巨大的喜悦像是迟来的潮水,猛烈地撞击着他的胸腔,让他心跳加速,血液奔涌。检察长!他终于可以回到那个魂牵梦萦的地方,终于可以亲手握住那把象征着公平与正义的权杖,去践行他最初的誓言。
然而,这股兴奋只持续了短短几秒,便被更复杂的情绪所淹没。
他想起了昨晚养老院里,沙瑞金那张失望而又隐含威胁的脸,想起了父亲那忧心忡忡的眼神,想起了自己近乎决裂的表态。

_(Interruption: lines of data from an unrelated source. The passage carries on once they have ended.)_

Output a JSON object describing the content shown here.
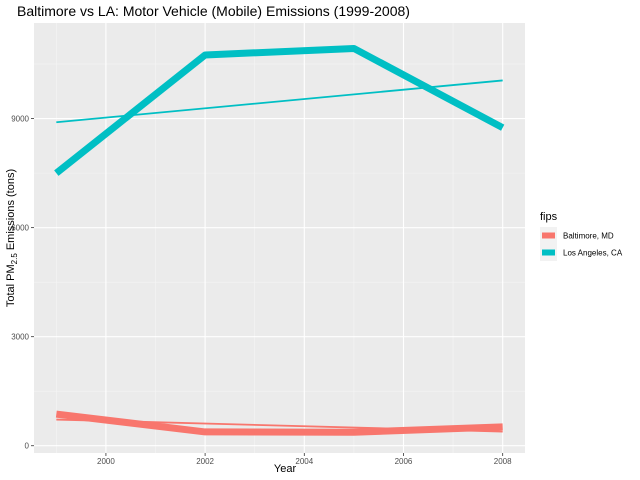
{
  "chart_data": {
    "type": "line",
    "title": "Baltimore vs LA: Motor Vehicle (Mobile) Emissions (1999-2008)",
    "xlabel": "Year",
    "ylabel_prefix": "Total PM",
    "ylabel_subscript": "2.5",
    "ylabel_suffix": " Emissions (tons)",
    "xlim": [
      1998.55,
      2008.45
    ],
    "ylim": [
      -200,
      11630
    ],
    "x_ticks": [
      2000,
      2002,
      2004,
      2006,
      2008
    ],
    "x_tick_labels": [
      "2000",
      "2002",
      "2004",
      "2006",
      "2008"
    ],
    "y_ticks": [
      0,
      3000,
      6000,
      9000
    ],
    "y_tick_labels": [
      "0",
      "3000",
      "6000",
      "9000"
    ],
    "grid": true,
    "legend": {
      "title": "fips",
      "position": "right",
      "entries": [
        "Baltimore, MD",
        "Los Angeles, CA"
      ]
    },
    "series": [
      {
        "name": "Baltimore, MD",
        "color": "#F8766D",
        "x": [
          1999,
          2002,
          2005,
          2008
        ],
        "values": [
          870,
          380,
          370,
          520
        ],
        "trend": [
          720,
          390
        ]
      },
      {
        "name": "Los Angeles, CA",
        "color": "#00BFC4",
        "x": [
          1999,
          2002,
          2005,
          2008
        ],
        "values": [
          7500,
          10750,
          10930,
          8750
        ],
        "trend": [
          8900,
          10050
        ]
      }
    ]
  }
}
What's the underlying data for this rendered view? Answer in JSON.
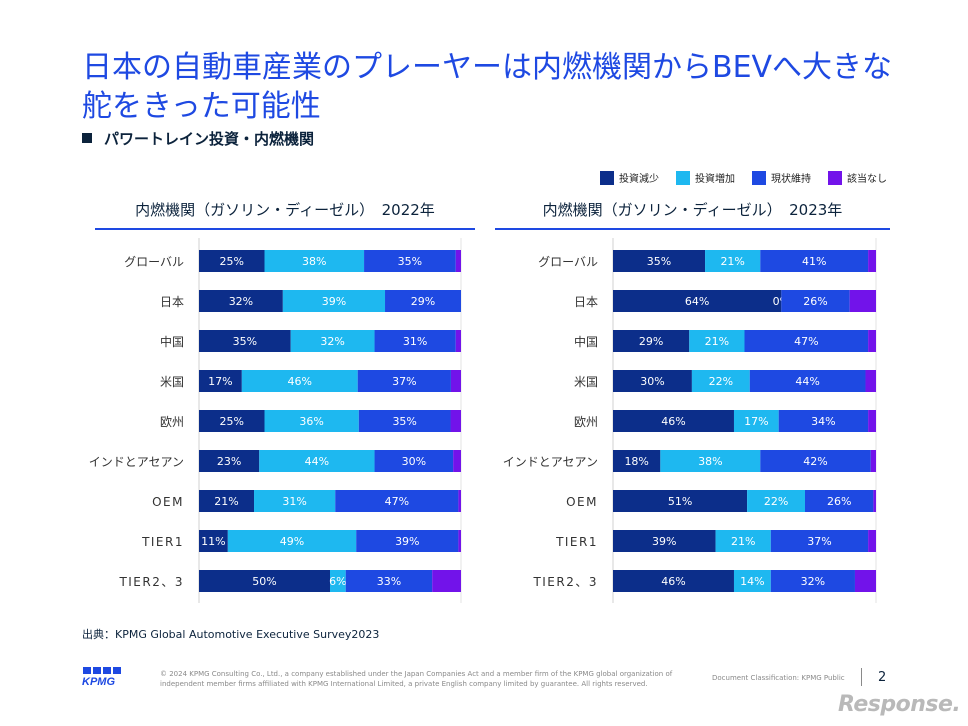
{
  "title": "日本の自動車産業のプレーヤーは内燃機関からBEVへ大きな舵をきった可能性",
  "subtitle": "パワートレイン投資・内燃機関",
  "legend": [
    {
      "label": "投資減少",
      "color": "#0c2e8a"
    },
    {
      "label": "投資増加",
      "color": "#1eb8f0"
    },
    {
      "label": "現状維持",
      "color": "#1e49e2"
    },
    {
      "label": "該当なし",
      "color": "#7213ea"
    }
  ],
  "chart_data": [
    {
      "type": "bar",
      "stacked": true,
      "orientation": "horizontal",
      "title": "内燃機関（ガソリン・ディーゼル）　2022年",
      "categories": [
        "グローバル",
        "日本",
        "中国",
        "米国",
        "欧州",
        "インドとアセアン",
        "OEM",
        "TIER1",
        "TIER2、3"
      ],
      "series": [
        {
          "name": "投資減少",
          "values": [
            25,
            32,
            35,
            17,
            25,
            23,
            21,
            11,
            50
          ]
        },
        {
          "name": "投資増加",
          "values": [
            38,
            39,
            32,
            46,
            36,
            44,
            31,
            49,
            6
          ]
        },
        {
          "name": "現状維持",
          "values": [
            35,
            29,
            31,
            37,
            35,
            30,
            47,
            39,
            33
          ]
        },
        {
          "name": "該当なし",
          "values": [
            2,
            0,
            2,
            4,
            4,
            3,
            1,
            1,
            11
          ]
        }
      ],
      "labels": [
        [
          "25%",
          "38%",
          "35%",
          ""
        ],
        [
          "32%",
          "39%",
          "29%",
          ""
        ],
        [
          "35%",
          "32%",
          "31%",
          ""
        ],
        [
          "17%",
          "46%",
          "37%",
          ""
        ],
        [
          "25%",
          "36%",
          "35%",
          ""
        ],
        [
          "23%",
          "44%",
          "30%",
          ""
        ],
        [
          "21%",
          "31%",
          "47%",
          ""
        ],
        [
          "11%",
          "49%",
          "39%",
          ""
        ],
        [
          "50%",
          "6%",
          "33%",
          ""
        ]
      ],
      "xlim": [
        0,
        100
      ]
    },
    {
      "type": "bar",
      "stacked": true,
      "orientation": "horizontal",
      "title": "内燃機関（ガソリン・ディーゼル）　2023年",
      "categories": [
        "グローバル",
        "日本",
        "中国",
        "米国",
        "欧州",
        "インドとアセアン",
        "OEM",
        "TIER1",
        "TIER2、3"
      ],
      "series": [
        {
          "name": "投資減少",
          "values": [
            35,
            64,
            29,
            30,
            46,
            18,
            51,
            39,
            46
          ]
        },
        {
          "name": "投資増加",
          "values": [
            21,
            0,
            21,
            22,
            17,
            38,
            22,
            21,
            14
          ]
        },
        {
          "name": "現状維持",
          "values": [
            41,
            26,
            47,
            44,
            34,
            42,
            26,
            37,
            32
          ]
        },
        {
          "name": "該当なし",
          "values": [
            3,
            10,
            3,
            4,
            3,
            2,
            1,
            3,
            8
          ]
        }
      ],
      "labels": [
        [
          "35%",
          "21%",
          "41%",
          ""
        ],
        [
          "64%",
          "0%",
          "26%",
          ""
        ],
        [
          "29%",
          "21%",
          "47%",
          ""
        ],
        [
          "30%",
          "22%",
          "44%",
          ""
        ],
        [
          "46%",
          "17%",
          "34%",
          ""
        ],
        [
          "18%",
          "38%",
          "42%",
          ""
        ],
        [
          "51%",
          "22%",
          "26%",
          ""
        ],
        [
          "39%",
          "21%",
          "37%",
          ""
        ],
        [
          "46%",
          "14%",
          "32%",
          ""
        ]
      ],
      "xlim": [
        0,
        100
      ]
    }
  ],
  "source": "出典：KPMG Global Automotive Executive Survey2023",
  "logo_text": "KPMG",
  "copyright": "© 2024 KPMG Consulting Co., Ltd., a company established under the Japan Companies Act and a member firm of the KPMG global organization of independent member firms affiliated with KPMG International Limited, a private English company limited by guarantee. All rights reserved.",
  "classification": "Document Classification: KPMG Public",
  "page_number": "2",
  "watermark": "Response."
}
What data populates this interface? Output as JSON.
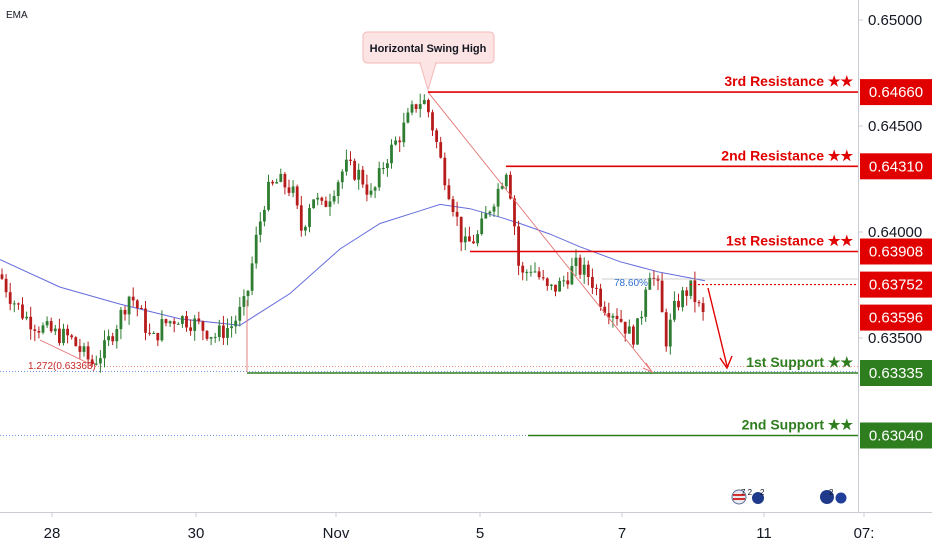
{
  "indicator_label": "EMA",
  "callout": {
    "text": "Horizontal Swing High"
  },
  "fib_label": "78.60%",
  "ext_label": "1.272(0.63363)",
  "colors": {
    "up": "#2e7d32",
    "down": "#b71c1c",
    "resistance": "#e00000",
    "support": "#2e7d1e",
    "ema": "#4a52d6",
    "axis_text": "#131722",
    "callout_bg": "#fde4e4",
    "fib_text": "#2f6fd0",
    "dotted_blue": "#3f6fd8"
  },
  "chart_data": {
    "type": "candlestick",
    "x_ticks": [
      "28",
      "30",
      "Nov",
      "5",
      "7",
      "11",
      "07:"
    ],
    "y_ticks": [
      "0.65000",
      "0.64500",
      "0.64000",
      "0.63500"
    ],
    "ylim": [
      0.6283,
      0.652
    ],
    "levels": [
      {
        "label": "3rd Resistance",
        "stars": "★★",
        "value": "0.64660",
        "y": 0.6466,
        "kind": "resistance"
      },
      {
        "label": "2nd Resistance",
        "stars": "★★",
        "value": "0.64310",
        "y": 0.6431,
        "kind": "resistance"
      },
      {
        "label": "1st Resistance",
        "stars": "★★",
        "value": "0.63908",
        "y": 0.63908,
        "kind": "resistance"
      },
      {
        "label": "1st Support",
        "stars": "★★",
        "value": "0.63335",
        "y": 0.63335,
        "kind": "support"
      },
      {
        "label": "2nd Support",
        "stars": "★★",
        "value": "0.63040",
        "y": 0.6304,
        "kind": "support"
      }
    ],
    "current_price": {
      "value": "0.63596",
      "y": 0.63596
    },
    "fib_price": {
      "value": "0.63752",
      "y": 0.63752
    },
    "ema": [
      [
        0,
        0.6387
      ],
      [
        60,
        0.6374
      ],
      [
        120,
        0.6366
      ],
      [
        180,
        0.6359
      ],
      [
        240,
        0.6356
      ],
      [
        290,
        0.6371
      ],
      [
        340,
        0.6392
      ],
      [
        380,
        0.6404
      ],
      [
        420,
        0.641
      ],
      [
        440,
        0.6413
      ],
      [
        470,
        0.6411
      ],
      [
        500,
        0.6407
      ],
      [
        520,
        0.6404
      ],
      [
        550,
        0.6399
      ],
      [
        580,
        0.6393
      ],
      [
        620,
        0.6386
      ],
      [
        660,
        0.6381
      ],
      [
        705,
        0.6377
      ]
    ],
    "price_path": [
      [
        0,
        0.638
      ],
      [
        10,
        0.637
      ],
      [
        25,
        0.636
      ],
      [
        40,
        0.6355
      ],
      [
        55,
        0.6352
      ],
      [
        70,
        0.635
      ],
      [
        82,
        0.6343
      ],
      [
        92,
        0.6338
      ],
      [
        105,
        0.6345
      ],
      [
        118,
        0.6358
      ],
      [
        130,
        0.6371
      ],
      [
        140,
        0.6362
      ],
      [
        152,
        0.6348
      ],
      [
        162,
        0.6356
      ],
      [
        178,
        0.636
      ],
      [
        195,
        0.6357
      ],
      [
        215,
        0.6351
      ],
      [
        232,
        0.6356
      ],
      [
        246,
        0.6367
      ],
      [
        256,
        0.6396
      ],
      [
        266,
        0.6418
      ],
      [
        278,
        0.6424
      ],
      [
        292,
        0.642
      ],
      [
        302,
        0.64
      ],
      [
        312,
        0.6418
      ],
      [
        322,
        0.6411
      ],
      [
        335,
        0.6422
      ],
      [
        345,
        0.6431
      ],
      [
        360,
        0.6427
      ],
      [
        372,
        0.6416
      ],
      [
        385,
        0.6434
      ],
      [
        398,
        0.6444
      ],
      [
        410,
        0.6455
      ],
      [
        418,
        0.6462
      ],
      [
        426,
        0.6461
      ],
      [
        434,
        0.6447
      ],
      [
        442,
        0.6431
      ],
      [
        452,
        0.6415
      ],
      [
        464,
        0.6393
      ],
      [
        478,
        0.6398
      ],
      [
        490,
        0.6412
      ],
      [
        500,
        0.6422
      ],
      [
        506,
        0.6431
      ],
      [
        512,
        0.6415
      ],
      [
        520,
        0.6378
      ],
      [
        532,
        0.6384
      ],
      [
        548,
        0.6372
      ],
      [
        560,
        0.6375
      ],
      [
        575,
        0.6384
      ],
      [
        590,
        0.6379
      ],
      [
        603,
        0.6366
      ],
      [
        618,
        0.6361
      ],
      [
        632,
        0.635
      ],
      [
        640,
        0.6357
      ],
      [
        648,
        0.6384
      ],
      [
        658,
        0.6373
      ],
      [
        666,
        0.6349
      ],
      [
        676,
        0.6366
      ],
      [
        690,
        0.6374
      ],
      [
        700,
        0.6363
      ],
      [
        706,
        0.6358
      ]
    ]
  },
  "flags": {
    "us_count": "7 2",
    "us_count2": "2",
    "au_count": "2"
  }
}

这胜利,并非全是实力的体现,更多的是派系博弈的产物。他是高育良和林少华用来阻击沙瑞金的棋子,也是沙瑞金权衡利弊后被抛弃的选项。
这场胜利,带着血色,沾着灰尘。
但他并不后悔。正如他对父亲所说,路是对的,哪怕荆棘密布也要走下去。不管过程如何,结果是好的,他有了施展抱负的平台。剩下的,就是用行动去证明,他陈海配得上这个位置,不是为了某个人,而是为了汉东的法治清明。
他深吸一口气,强迫自己冷静下来,拿起桌上的固定电话,准备给家里报个平安。
就在这时,座机先响了。
“陈书记,哦不,陈检!”电话是省委高育良书记的秘书小贺打来的,语气前所未有的客气和热情,“高书记请您现在方便的话,来他办公室一趟。”